Pilz: In der Bundesrepublik Deutschland sind bislang alle bürgerlichen oder rechten Protestparteien auf Bundesebene gescheitert. Sie funktionieren in der Regel, wenn überhaupt, nur auf regionaler oder Landesebene. NPD, DVU, Republikaner oder Stattpartei haben alle nur regionale Erfolge. Ebenso nun Schill.

Das ist aber doch kein Gesetz?

Pilz: Das lehrt aber die Erfahrung, die Bürger bewerten auf Bundesebene einfach anders als auf Landes- oder Regionalebene.

Also ist Schill am Ende?

Pilz: Das glaube ich nicht. Natürlich wird es nun sehr schwer für die Partei, aber auf regionaler oder Landesebene kann sie durchaus noch Erfolge erzielen. Ob die Schill-Partei allerdings ein dauerhaftes Phänomen bleiben wird, ist wieder eine andere Frage.

Ist die Schill-Partei ein möglicher Koalitionspartner für die Union?

Pilz: Mittelfristig ist das nicht auszuschließen.
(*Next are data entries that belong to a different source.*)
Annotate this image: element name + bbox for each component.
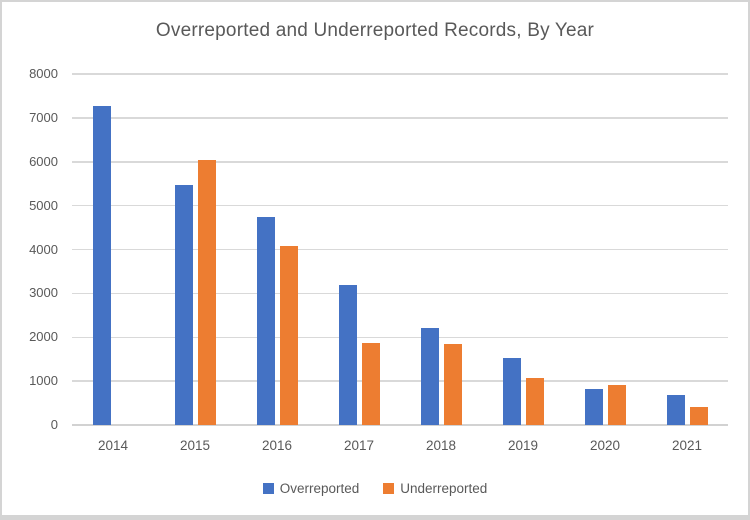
- y-tick-label: 6000: [29, 153, 58, 169]
- bar-overreported-2017: [338, 285, 357, 425]
- bar-underreported-2019: [525, 377, 544, 425]
- gridline: [72, 380, 728, 382]
- x-tick-label-2018: 2018: [425, 438, 457, 453]
- y-tick-label: 5000: [29, 197, 58, 213]
- bar-underreported-2015: [197, 160, 216, 425]
- x-tick-label-2021: 2021: [671, 438, 703, 453]
- x-axis-line: [72, 424, 728, 426]
- y-tick-label: 3000: [29, 285, 58, 301]
- bar-overreported-2020: [584, 388, 603, 425]
- bar-underreported-2017: [361, 342, 380, 425]
- gridline: [72, 73, 728, 75]
- bar-overreported-2016: [256, 216, 275, 425]
- x-tick-label-2015: 2015: [179, 438, 211, 453]
- bar-underreported-2016: [279, 245, 298, 425]
- legend-label-overreported: Overreported: [279, 481, 360, 496]
- bar-overreported-2019: [502, 358, 521, 425]
- y-tick-label: 4000: [29, 241, 58, 257]
- gridline: [72, 117, 728, 119]
- overreported-swatch-icon: [262, 483, 274, 494]
- underreported-swatch-icon: [383, 483, 395, 494]
- gridline: [72, 161, 728, 163]
- bar-overreported-2014: [92, 105, 111, 425]
- y-tick-label: 0: [50, 417, 58, 432]
- legend-item-overreported: Overreported: [262, 481, 360, 496]
- y-tick-label: 7000: [29, 109, 58, 125]
- bar-overreported-2018: [420, 328, 439, 425]
- x-tick-label-2019: 2019: [507, 438, 539, 453]
- legend-label-underreported: Underreported: [400, 481, 488, 496]
- bar-underreported-2021: [689, 406, 708, 425]
- y-tick-label: 8000: [29, 66, 58, 81]
- y-tick-label: 2000: [29, 329, 58, 345]
- y-tick-label: 1000: [29, 373, 58, 389]
- plot-area: [72, 73, 728, 426]
- legend: Overreported Underreported: [2, 481, 748, 496]
- bar-overreported-2015: [174, 184, 193, 425]
- gridline: [72, 292, 728, 295]
- gridline: [72, 336, 728, 338]
- legend-item-underreported: Underreported: [383, 481, 487, 496]
- chart-title: Overreported and Underreported Records, …: [155, 20, 595, 41]
- bar-overreported-2021: [666, 395, 685, 425]
- gridline: [72, 204, 728, 207]
- x-tick-label-2016: 2016: [261, 438, 293, 453]
- x-tick-label-2017: 2017: [343, 438, 375, 453]
- gridline: [72, 248, 728, 251]
- bar-underreported-2020: [607, 385, 626, 425]
- x-tick-label-2020: 2020: [589, 438, 621, 453]
- bar-underreported-2018: [443, 344, 462, 425]
- x-tick-label-2014: 2014: [97, 438, 129, 453]
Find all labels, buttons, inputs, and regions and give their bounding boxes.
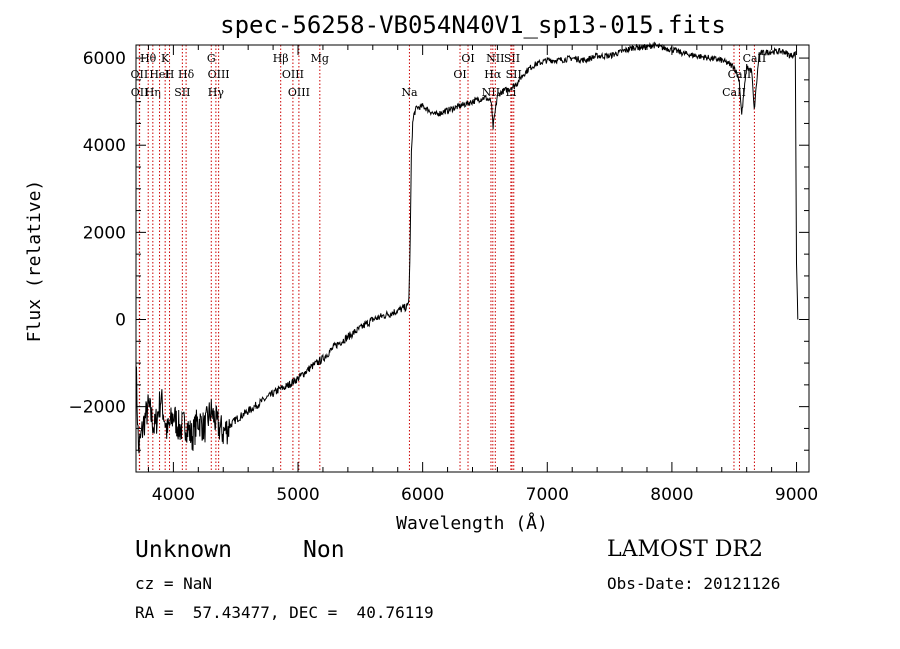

Die Frage ist, ob die Union endlich begreift, daß sich die politischen Strukturen verändert haben und die herkömmlichen Rezepte nicht mehr zu den bisherigen Erfolgen führen. Es müssen neue Strategien gefunden werden. Ich halte es für irrational, wenn die Union sich dieser Einsicht auch in Zukunft verschließt.

 

Priv.-Doz. Dr. Frank Pilz lehrt Politikwissenschaft an der Universität Regensburg und der Hochschule für Politik in München. Forschungsschwerpunkt des Politologen ist das System der Bundesrepublik Deutschland. Geboren 1950 in Warnsdorf / Oberlausitz, studierte er nach der Flucht der Familie 1961 nach Süddeutschland Politikwissenschaft und Volkswirtschaft. Jüngste Veröffentlichungen: "Das politische System Deutschlands" (Oldenburg, 2000), "Globalisierung und Sozialstaat" (Olzog, 2002).